Kurt Woeller DO

The Clinical Significance of Organic Acids Testing to Mental Health – How Fungal, Bacterial, Mitochondrial, and Other Test Markers Influence the Brain

Kurt Woeller, D.O.

Organic acids testing is diagnostic tool that every healthcare practitioner should know about.  Whether you are a family practitioner, psychiatrist, a nutritionist, or other type of practitioner, the information provided by organic acids testing can help identify underlying causes of a variety of chronic illnesses, including the symptoms of autism, neuropsychiatric disorders like depression and anxiety, and neurodegenerative disorders like Alzheimer’s disease.  Below is a review of some of the most clinically significant markers measured with organic acids testing to mental health and the health of the brain in general. 

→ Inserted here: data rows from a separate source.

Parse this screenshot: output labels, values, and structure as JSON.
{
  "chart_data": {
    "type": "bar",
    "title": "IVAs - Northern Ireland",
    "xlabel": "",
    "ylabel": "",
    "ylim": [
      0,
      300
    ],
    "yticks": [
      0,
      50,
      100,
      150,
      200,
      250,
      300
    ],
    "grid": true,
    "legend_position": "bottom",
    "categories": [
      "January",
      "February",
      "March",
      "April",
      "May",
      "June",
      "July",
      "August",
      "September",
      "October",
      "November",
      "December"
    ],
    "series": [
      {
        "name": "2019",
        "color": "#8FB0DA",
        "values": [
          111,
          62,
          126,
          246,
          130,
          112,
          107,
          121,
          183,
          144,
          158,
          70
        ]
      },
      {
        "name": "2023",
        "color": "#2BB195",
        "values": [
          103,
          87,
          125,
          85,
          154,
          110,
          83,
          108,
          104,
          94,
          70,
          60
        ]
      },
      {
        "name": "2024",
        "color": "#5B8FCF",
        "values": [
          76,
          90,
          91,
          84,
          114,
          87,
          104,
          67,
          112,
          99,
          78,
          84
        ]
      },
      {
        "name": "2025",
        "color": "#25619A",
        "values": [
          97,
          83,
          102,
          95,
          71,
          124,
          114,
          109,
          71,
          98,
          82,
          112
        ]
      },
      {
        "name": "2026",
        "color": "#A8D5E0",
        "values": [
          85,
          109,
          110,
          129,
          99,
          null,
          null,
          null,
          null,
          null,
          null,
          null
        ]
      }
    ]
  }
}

Many of the case studies reviewed in presentations about organic acids testing involve patients with autism.  While autism may not typically be considered a mental health disorder, it is a neurodevelopmental disorder and many autistic individuals suffer with mental symptoms such as anxiety and depression, along with associated behavioral problems.  Many patients with autism also have mitochondrial dysfunction and chronic infections (like Candida and clostridia), which are measured with organic acids testing. (1)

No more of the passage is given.